CDK5 is one of the Cyclin-dependent kinases. Importantly, CDK5 is an unconventional Cdk that regulates developmental and adult neurogenesis, as well as cell survival in post-mitotic neurons. Particularly, it is saliently expressed in post-mitotic central nervous system neurons (CNS). Moreover, CDK5 plays a critical role in the growth and propagation of multiple forms of cancer. We also show that antagonizing this CDK5-CREB1 pathway suppresses both self-renewal of GSCs and glioma growth. Here, we will introduce small-molecule tyrosine kinase inhibitors for cancer treatment.
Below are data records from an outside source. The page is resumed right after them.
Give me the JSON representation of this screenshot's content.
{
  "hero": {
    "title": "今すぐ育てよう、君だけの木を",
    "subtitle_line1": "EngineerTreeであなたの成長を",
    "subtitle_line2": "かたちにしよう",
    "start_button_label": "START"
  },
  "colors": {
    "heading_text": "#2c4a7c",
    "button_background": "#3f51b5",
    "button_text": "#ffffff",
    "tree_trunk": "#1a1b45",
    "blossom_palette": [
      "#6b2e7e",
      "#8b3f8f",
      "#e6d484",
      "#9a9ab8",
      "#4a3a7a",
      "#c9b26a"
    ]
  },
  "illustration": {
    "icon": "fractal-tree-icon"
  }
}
CP681301 is a potent CDK5 inhibitor for cancer.
CP681301 (0-1000 nM) inhibits the kinase catalytic activity of CDK5-p35 and CDK5-p25 in a dose-dependent manner. Specifically, CP681301 completely abolishes the activities of both CDK5-P35 and CDK5-P25 at a concentration of 1 μM. Besides, this compound (1 μM; 96 h) shows variably cytotoxic to the tested GSC (Glioma stem cells) cultures but was not toxic to NHNPs (normal human neural progenitor cells). Additionally, CP681301 (0, 10, 50 µM; 48 h) decreases the expression of CD133, OLIG2, SOX2, KI67, pCDK5 protein level in GSCs. Moreover, CP681301 (0, 0.5, 1 µM) suppresses the expression of CREB Ser133 phosphorylation. CP681301 also reduces the self-renewal properties of GSCs.
CP681301 reduces cell proliferation in xenograft tumors but not normal brain tissue. Specifically, CP681301 (0, 10, 50 µM; 48 h) reduces the phosphorylation of CDK5 as well as the expression of the proliferation marker Ki67 in GBM121 and GBM39 GSCs in vitro. Meanwhile, CP681301 (1 mM; fed; 10 days) shows anti-tumor activity in 0- to 2-day-old adult Drosophila.
All in all, CP681301 is a potent CDK5 inhibitor and shows anti-tumor activity.
 Mukherjee S, et al. Cell Rep. 2018 May 8;23(6):1651-1664.